Alguns fornecedores atrasaram a entrega dos equipamentos e isso postergou os testes integração. Quase todos os equipamentos dos fornecedores falharam em testes de qualificação, sendo que alguns foram reprovados em testes de vibração, interferência eletromagnética e compatibilidade com o barramento. Além disso, a Lockheed encomendou todo o primeiro lote de produção sem que os mesmos fossem completamente testados.
Por causa dos problemas de integração o primeiro exemplar foi liberado para voo somente no início do mês de abril de 1996. Naquela época esperava-se que o programa sofresse um atraso de cinco meses e por este motivo a certificação foi postergada para maio de 1997. Em outras palavras, a empresa continuava acreditando que o programa de ensaios em voo levaria doze meses.
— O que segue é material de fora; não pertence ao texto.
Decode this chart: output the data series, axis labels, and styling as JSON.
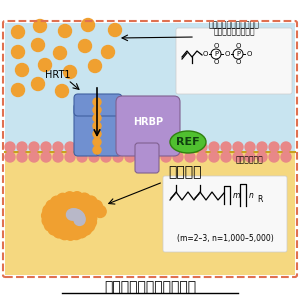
{
  "title": "天然ゴム生合成マシナリ",
  "title_fontsize": 10,
  "bg_outer": "#ffffff",
  "bg_inner_top": "#c8e4f0",
  "bg_inner_bottom": "#f5d880",
  "border_color": "#e07050",
  "membrane_color": "#e88888",
  "membrane_line_color": "#c8a020",
  "label_isopentenyl_1": "イソペンテニルニリン酸",
  "label_isopentenyl_2": "（イソプレン単位）",
  "label_hrt1": "HRT1",
  "label_hrbp": "HRBP",
  "label_ref": "REF",
  "label_rubber": "天然ゴム",
  "label_inside": "ゴム粒子内部",
  "label_formula": "(m=2–3, n=1,000–5,000)",
  "orange_ball_color": "#f0a030",
  "gray_ball_color": "#b8b8c8",
  "hrt1_color": "#7090d0",
  "hrt1_edge": "#4060a0",
  "hrbp_color": "#b090d0",
  "hrbp_edge": "#806090",
  "ref_color": "#50c030",
  "ref_edge": "#308010",
  "ref_text_color": "#104010",
  "chem_box_color": "#f8f8f8",
  "chem_box_edge": "#cccccc"
}
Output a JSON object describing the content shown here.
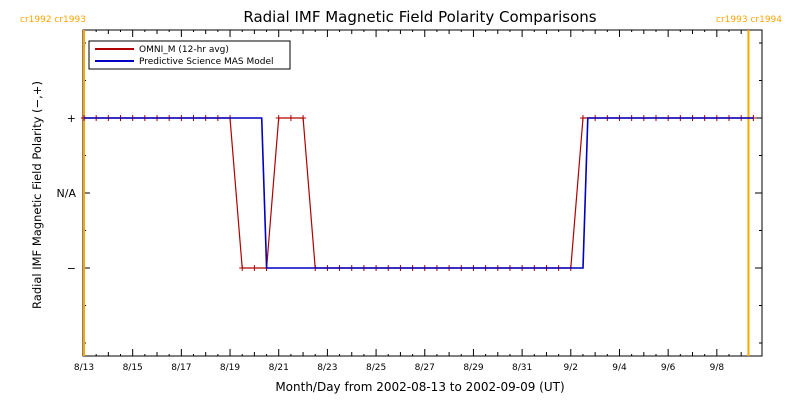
{
  "chart_data": {
    "type": "line",
    "title": "Radial IMF Magnetic Field Polarity Comparisons",
    "xlabel": "Month/Day from 2002-08-13 to 2002-09-09 (UT)",
    "ylabel": "Radial IMF Magnetic Field Polarity (−,+)",
    "x_tick_labels": [
      "8/13",
      "8/15",
      "8/17",
      "8/19",
      "8/21",
      "8/23",
      "8/25",
      "8/27",
      "8/29",
      "8/31",
      "9/2",
      "9/4",
      "9/6",
      "9/8"
    ],
    "y_tick_labels": [
      {
        "value": 1,
        "label": "+"
      },
      {
        "value": 0,
        "label": "N/A"
      },
      {
        "value": -1,
        "label": "−"
      }
    ],
    "xlim": [
      0,
      27.5
    ],
    "ylim": [
      -2,
      2
    ],
    "carrington_markers": [
      {
        "day": 0.0,
        "label": "cr1992 cr1993",
        "color": "#ffa500",
        "label_side": "left"
      },
      {
        "day": 27.3,
        "label": "cr1993 cr1994",
        "color": "#ffa500",
        "label_side": "right"
      }
    ],
    "legend_position": "top-left",
    "series": [
      {
        "name": "OMNI_M (12-hr avg)",
        "color": "#b00000",
        "marker": "plus",
        "points": [
          [
            0.0,
            1
          ],
          [
            0.5,
            1
          ],
          [
            1.0,
            1
          ],
          [
            1.5,
            1
          ],
          [
            2.0,
            1
          ],
          [
            2.5,
            1
          ],
          [
            3.0,
            1
          ],
          [
            3.5,
            1
          ],
          [
            4.0,
            1
          ],
          [
            4.5,
            1
          ],
          [
            5.0,
            1
          ],
          [
            5.5,
            1
          ],
          [
            6.0,
            1
          ],
          [
            6.5,
            -1
          ],
          [
            7.0,
            -1
          ],
          [
            7.5,
            -1
          ],
          [
            8.0,
            1
          ],
          [
            8.5,
            1
          ],
          [
            9.0,
            1
          ],
          [
            9.5,
            -1
          ],
          [
            10.0,
            -1
          ],
          [
            10.5,
            -1
          ],
          [
            11.0,
            -1
          ],
          [
            11.5,
            -1
          ],
          [
            12.0,
            -1
          ],
          [
            12.5,
            -1
          ],
          [
            13.0,
            -1
          ],
          [
            13.5,
            -1
          ],
          [
            14.0,
            -1
          ],
          [
            14.5,
            -1
          ],
          [
            15.0,
            -1
          ],
          [
            15.5,
            -1
          ],
          [
            16.0,
            -1
          ],
          [
            16.5,
            -1
          ],
          [
            17.0,
            -1
          ],
          [
            17.5,
            -1
          ],
          [
            18.0,
            -1
          ],
          [
            18.5,
            -1
          ],
          [
            19.0,
            -1
          ],
          [
            19.5,
            -1
          ],
          [
            20.0,
            -1
          ],
          [
            20.5,
            1
          ],
          [
            21.0,
            1
          ],
          [
            21.5,
            1
          ],
          [
            22.0,
            1
          ],
          [
            22.5,
            1
          ],
          [
            23.0,
            1
          ],
          [
            23.5,
            1
          ],
          [
            24.0,
            1
          ],
          [
            24.5,
            1
          ],
          [
            25.0,
            1
          ],
          [
            25.5,
            1
          ],
          [
            26.0,
            1
          ],
          [
            26.5,
            1
          ],
          [
            27.0,
            1
          ],
          [
            27.5,
            1
          ]
        ]
      },
      {
        "name": "Predictive Science MAS Model",
        "color": "#0000c0",
        "marker": "none",
        "points": [
          [
            0.0,
            1
          ],
          [
            7.3,
            1
          ],
          [
            7.5,
            -1
          ],
          [
            20.5,
            -1
          ],
          [
            20.7,
            1
          ],
          [
            27.5,
            1
          ]
        ]
      }
    ]
  }
}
Quando os ensaios em voo começaram a abordar as características do C-130J em condições de estol, descobriu-se que o comportamento da aeronave não era igual ao dos seus antecessores (ver texto anterior – parte 3). Ao lado dos problemas de integração de software a busca por soluções aerodinâmicas para resolver o problema de estol foram os maiores responsáveis pelos atrasos no programa.
Com se não bastasse tudo isso, problemas com o fornecedor original das telas do painel também causaram atrasos no programa e o fornecedor foi substituído.